The new list of most endangered historic places in Texas includes Brazos Drive-In Theatre in Granbury.
The list of seven was released Thursday by Preservation Texas Inc., a nonprofit group that raises money and awareness for saving historic places.
The Preservation Texas Web site describes the Brazos Drive-In Theatre in Granbury:
Known as “Texas’ Finest Small-Town Drive-In Theatre,” the Brazos Drive-in opened in 1952 on U.S. Highway 377, which at that time, was the edge of Granbury. Constructed with local materials by businessmen to lure people into town, the drive-in was one of the few entertainment venues in Granbury and Hood County. When it opened, the drive-in had the latest in projection and sound equipment, and, today, all the features of the drive-in remain on the original five-acre site. The Brazos continues to serve as a community gathering place, attractive to families and young people.

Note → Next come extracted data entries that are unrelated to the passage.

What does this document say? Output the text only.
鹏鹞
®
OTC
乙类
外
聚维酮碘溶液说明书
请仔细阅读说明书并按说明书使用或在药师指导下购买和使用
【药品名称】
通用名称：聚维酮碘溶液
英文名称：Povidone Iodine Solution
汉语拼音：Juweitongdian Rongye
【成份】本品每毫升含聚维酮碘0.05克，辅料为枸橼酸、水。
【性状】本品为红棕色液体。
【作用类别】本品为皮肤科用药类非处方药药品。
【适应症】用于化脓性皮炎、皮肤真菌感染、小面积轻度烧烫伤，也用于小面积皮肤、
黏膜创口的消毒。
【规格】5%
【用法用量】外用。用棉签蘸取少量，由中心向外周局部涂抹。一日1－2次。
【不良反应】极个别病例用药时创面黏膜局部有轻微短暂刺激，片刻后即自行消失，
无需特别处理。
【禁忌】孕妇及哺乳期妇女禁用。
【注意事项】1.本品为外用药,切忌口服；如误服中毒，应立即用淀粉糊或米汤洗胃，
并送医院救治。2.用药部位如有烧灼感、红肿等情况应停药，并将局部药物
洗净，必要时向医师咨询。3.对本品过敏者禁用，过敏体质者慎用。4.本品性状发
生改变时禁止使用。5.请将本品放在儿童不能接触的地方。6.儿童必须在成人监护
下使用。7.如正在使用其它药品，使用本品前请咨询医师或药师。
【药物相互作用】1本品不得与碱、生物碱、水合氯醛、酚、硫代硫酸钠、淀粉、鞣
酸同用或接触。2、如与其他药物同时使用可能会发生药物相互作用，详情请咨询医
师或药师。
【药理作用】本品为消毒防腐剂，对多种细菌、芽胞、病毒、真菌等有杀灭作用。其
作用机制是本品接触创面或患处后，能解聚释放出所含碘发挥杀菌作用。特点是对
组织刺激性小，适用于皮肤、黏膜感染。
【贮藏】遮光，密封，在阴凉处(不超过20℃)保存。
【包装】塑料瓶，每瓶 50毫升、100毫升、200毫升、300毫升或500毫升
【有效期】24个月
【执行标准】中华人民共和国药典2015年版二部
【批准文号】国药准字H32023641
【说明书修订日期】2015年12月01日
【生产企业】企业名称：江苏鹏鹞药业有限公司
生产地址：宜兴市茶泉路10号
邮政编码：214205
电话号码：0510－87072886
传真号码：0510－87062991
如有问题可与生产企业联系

At their heyday in the 1950s, there were approximately 400 drive-in theatres in Texas and, today, the Brazos Drive-In is one of twelve remaining in operation. Drive-ins decreased in popularity as the television became more affordable and with the invention of the VCR. The Brazos Drive-in is popular and beloved by Granbury residents, however, it suffers from low attendance, high property taxes, and increased overhead. Surrounding development is encroaching on the property and lights from the adjacent high school football stadium disrupt the movie experience.
The rest of the list includes: Austin Women's Club in Austin; Herff Farm in Boerne; downtown Austin's historic assets; Old Llano County Jail, known as "Red Top," in Llano; San Jacinto Battleground State Historic Site in La Porte; and the Swenson Swimming Pool and Bathhouse in Spur.
Preservation Texas has been releasing a list of endangered historic places since 2004.
Several DFW area landmark locations have been highlighted in past years. In 2009, Fort Worth's Heritage Plaza and Bluff Dale Bridge in Erath County made the list.